Stomatolog z Lublina odpowie za zgwałcenie pacjentki. Grzegorz T. wykorzystał ją w gabinecie, podczas zabiegu - dowodzą śledczy. Mężczyzna został już aresztowany.
Do zdarzenia doszło w ubiegłym tygodniu, w jednym z gabinetów stomatologicznych w Lublinie. 24-letnia kobieta poszła tam na umówioną wizytę. Kiedy leżała już na fotelu, lekarz zaczął napastować ją seksualnie - informują śledczy.

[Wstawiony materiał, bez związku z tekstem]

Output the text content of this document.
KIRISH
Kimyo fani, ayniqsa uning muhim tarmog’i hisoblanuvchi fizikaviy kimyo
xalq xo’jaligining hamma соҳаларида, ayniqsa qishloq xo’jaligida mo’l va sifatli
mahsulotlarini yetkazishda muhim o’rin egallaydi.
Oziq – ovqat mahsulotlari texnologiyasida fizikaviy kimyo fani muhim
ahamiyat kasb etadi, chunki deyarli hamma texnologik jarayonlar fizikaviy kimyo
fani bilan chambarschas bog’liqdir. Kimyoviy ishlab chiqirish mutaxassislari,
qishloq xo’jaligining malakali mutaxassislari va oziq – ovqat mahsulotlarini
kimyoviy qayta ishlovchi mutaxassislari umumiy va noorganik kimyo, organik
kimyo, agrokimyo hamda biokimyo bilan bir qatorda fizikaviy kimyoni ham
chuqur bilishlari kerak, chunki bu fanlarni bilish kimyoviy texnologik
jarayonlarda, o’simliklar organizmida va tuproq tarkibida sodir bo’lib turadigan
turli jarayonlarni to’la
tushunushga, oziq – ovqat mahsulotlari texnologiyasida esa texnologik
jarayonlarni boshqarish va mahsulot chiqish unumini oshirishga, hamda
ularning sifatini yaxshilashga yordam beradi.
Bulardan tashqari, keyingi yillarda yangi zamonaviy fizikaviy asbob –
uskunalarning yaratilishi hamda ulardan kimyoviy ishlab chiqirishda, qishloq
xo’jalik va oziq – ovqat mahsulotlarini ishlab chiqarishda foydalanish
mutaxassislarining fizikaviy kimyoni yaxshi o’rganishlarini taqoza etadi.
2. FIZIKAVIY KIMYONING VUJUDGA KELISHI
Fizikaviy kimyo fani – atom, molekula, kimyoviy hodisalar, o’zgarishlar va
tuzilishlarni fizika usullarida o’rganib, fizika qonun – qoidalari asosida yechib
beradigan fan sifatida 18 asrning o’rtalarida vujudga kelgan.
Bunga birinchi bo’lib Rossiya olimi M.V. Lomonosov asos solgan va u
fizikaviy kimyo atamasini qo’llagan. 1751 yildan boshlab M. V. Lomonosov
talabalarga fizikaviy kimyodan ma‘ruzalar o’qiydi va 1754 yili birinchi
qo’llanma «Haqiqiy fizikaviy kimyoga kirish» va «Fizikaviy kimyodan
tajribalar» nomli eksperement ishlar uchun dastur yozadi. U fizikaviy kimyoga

– W trakcie zabiegu dentystycznego 51-latek zaczął zachowywać się dziwnie. W pewnym momencie opuścił fotel pacjentki i przemocą dokonał ingerencji w jej sferę intymną – wyjaśnia kom. Kamil Gołębiowski, rzecznik KMP w Lublinie.
Stomatolog miał siłą doprowadzić kobietę do seksu oralnego. Po chwili pacjentce udało się wyrwać i uciec. Zawiadomiła o wszystkim śledczych. Stomatolog został zatrzymany i doprowadzony do prokuratury, gdzie postawiono mu zarzut gwałtu.
– Grzegorz T. wykorzystał fakt, że pacjentka była w czasie leczenia. Używając przemocy przytrzymał głowę kobiety i doprowadził ją do obcowania płciowego – wyjaśnia prokurator Katarzyna Matusiak, z Prokuratury Okręgowej w Lublinie.
Podczas przesłuchania Grzegorz T. nie przyznał się do gwałtu.
– Składał wyjaśnienia, ale ze względu na dobro postępowania nie ujawniamy ich treści. Będziemy badać również zachowanie 51-latka wobec innych pacjentek – dodaje Katarzyna Matusiak.
Za gwałt grozi do 12 lat więzienia. W związku z zagrożeniem surową karą prokuratura wystąpiła z wnioskiem o tymczasowe aresztowanie Grzegorza T. Sąd podzielił argumenty śledczych. Stomatolog trafił do aresztu na 3 miesiące.